On 5/12/2010 10:08 AM,
d wrote:
> hi
>
> Can someone tell me whats going on here. I'm using gcc 4.3.3 in linux.
> Have I missed something obvious in the code snippet below or is there some
> odd casting bug going on with gcc?
>
> $ cat t.c
> #include<stdio.h>
>
> main()
> {
> double d = -2.345;
> printf("%f\n",(double)(1 ? (int)d : (unsigned int)1));
> }
> $ cc t.c
> $ ./a.out
> 4294967294.000000
Right. (Well, it depends on the value of UINT_MAX, but on
most 32-bit systems this is what you should expect.)
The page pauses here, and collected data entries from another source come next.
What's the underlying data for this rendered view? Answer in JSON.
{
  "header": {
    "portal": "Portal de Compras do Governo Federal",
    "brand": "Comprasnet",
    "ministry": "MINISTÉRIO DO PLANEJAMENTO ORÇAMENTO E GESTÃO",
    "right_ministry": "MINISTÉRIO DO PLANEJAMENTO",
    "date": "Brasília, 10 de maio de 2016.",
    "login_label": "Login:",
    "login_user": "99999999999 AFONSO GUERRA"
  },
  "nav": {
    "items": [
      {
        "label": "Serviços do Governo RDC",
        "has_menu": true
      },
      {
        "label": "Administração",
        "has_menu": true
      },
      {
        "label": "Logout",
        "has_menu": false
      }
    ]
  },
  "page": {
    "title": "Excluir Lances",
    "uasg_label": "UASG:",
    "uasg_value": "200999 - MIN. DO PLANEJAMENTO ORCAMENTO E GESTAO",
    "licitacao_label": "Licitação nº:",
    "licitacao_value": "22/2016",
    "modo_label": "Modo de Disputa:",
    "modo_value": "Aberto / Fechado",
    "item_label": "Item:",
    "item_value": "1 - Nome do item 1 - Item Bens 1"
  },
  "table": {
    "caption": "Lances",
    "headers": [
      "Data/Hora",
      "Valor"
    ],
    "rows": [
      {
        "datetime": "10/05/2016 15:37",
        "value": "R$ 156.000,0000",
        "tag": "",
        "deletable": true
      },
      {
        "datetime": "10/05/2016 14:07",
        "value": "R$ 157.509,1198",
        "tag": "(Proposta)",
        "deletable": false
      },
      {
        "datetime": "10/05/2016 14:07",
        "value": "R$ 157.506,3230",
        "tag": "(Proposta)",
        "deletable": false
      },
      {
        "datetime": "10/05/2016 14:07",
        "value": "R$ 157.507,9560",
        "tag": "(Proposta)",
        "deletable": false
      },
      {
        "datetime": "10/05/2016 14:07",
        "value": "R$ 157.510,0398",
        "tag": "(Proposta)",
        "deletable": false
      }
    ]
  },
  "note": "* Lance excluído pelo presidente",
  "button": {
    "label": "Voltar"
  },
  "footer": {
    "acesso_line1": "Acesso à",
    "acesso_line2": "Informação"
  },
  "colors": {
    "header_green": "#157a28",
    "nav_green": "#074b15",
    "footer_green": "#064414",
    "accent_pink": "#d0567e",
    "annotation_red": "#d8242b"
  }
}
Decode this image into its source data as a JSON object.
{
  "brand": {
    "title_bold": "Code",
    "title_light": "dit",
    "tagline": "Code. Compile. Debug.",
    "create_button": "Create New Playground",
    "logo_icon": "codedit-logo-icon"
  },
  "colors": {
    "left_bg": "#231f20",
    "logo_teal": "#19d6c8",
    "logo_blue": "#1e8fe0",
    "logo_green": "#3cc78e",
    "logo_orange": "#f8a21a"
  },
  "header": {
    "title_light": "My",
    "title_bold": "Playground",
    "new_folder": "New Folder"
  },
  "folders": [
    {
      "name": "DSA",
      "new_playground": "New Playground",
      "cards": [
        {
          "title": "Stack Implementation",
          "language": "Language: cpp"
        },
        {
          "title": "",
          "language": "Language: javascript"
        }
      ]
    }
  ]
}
> If you change unsigned int to unsigned char then you get -2 as expected as
> the result.
Right again.
Remember, every expression in C has a single type, fixed at
compile time and immutable thereafter. In particular, the type
of `x?y:z' is one type, not "sometimes the type of y and sometimes
the type of z, depending on x." So, what happens when y and z
start out as different types? The same thing that happens when
you compute `y+z' or `y>z' or pretty much anything else: The "usual
arithmetic conversions" are performed, and the result has the type
that those conversions produce. So, what's the type of `-2 + 1u'?
And what's the type of `1 ? -2 : 1u'?
By the way, if you crank up gcc's warning levels it will tell
you "warning: signed and unsigned type in conditional expression."
I think it's good practice to crank up the warnings as high as your
code can stand -- and even if you don't routinely put them to the
max, you should *definitely* do so when confronted with a mystery.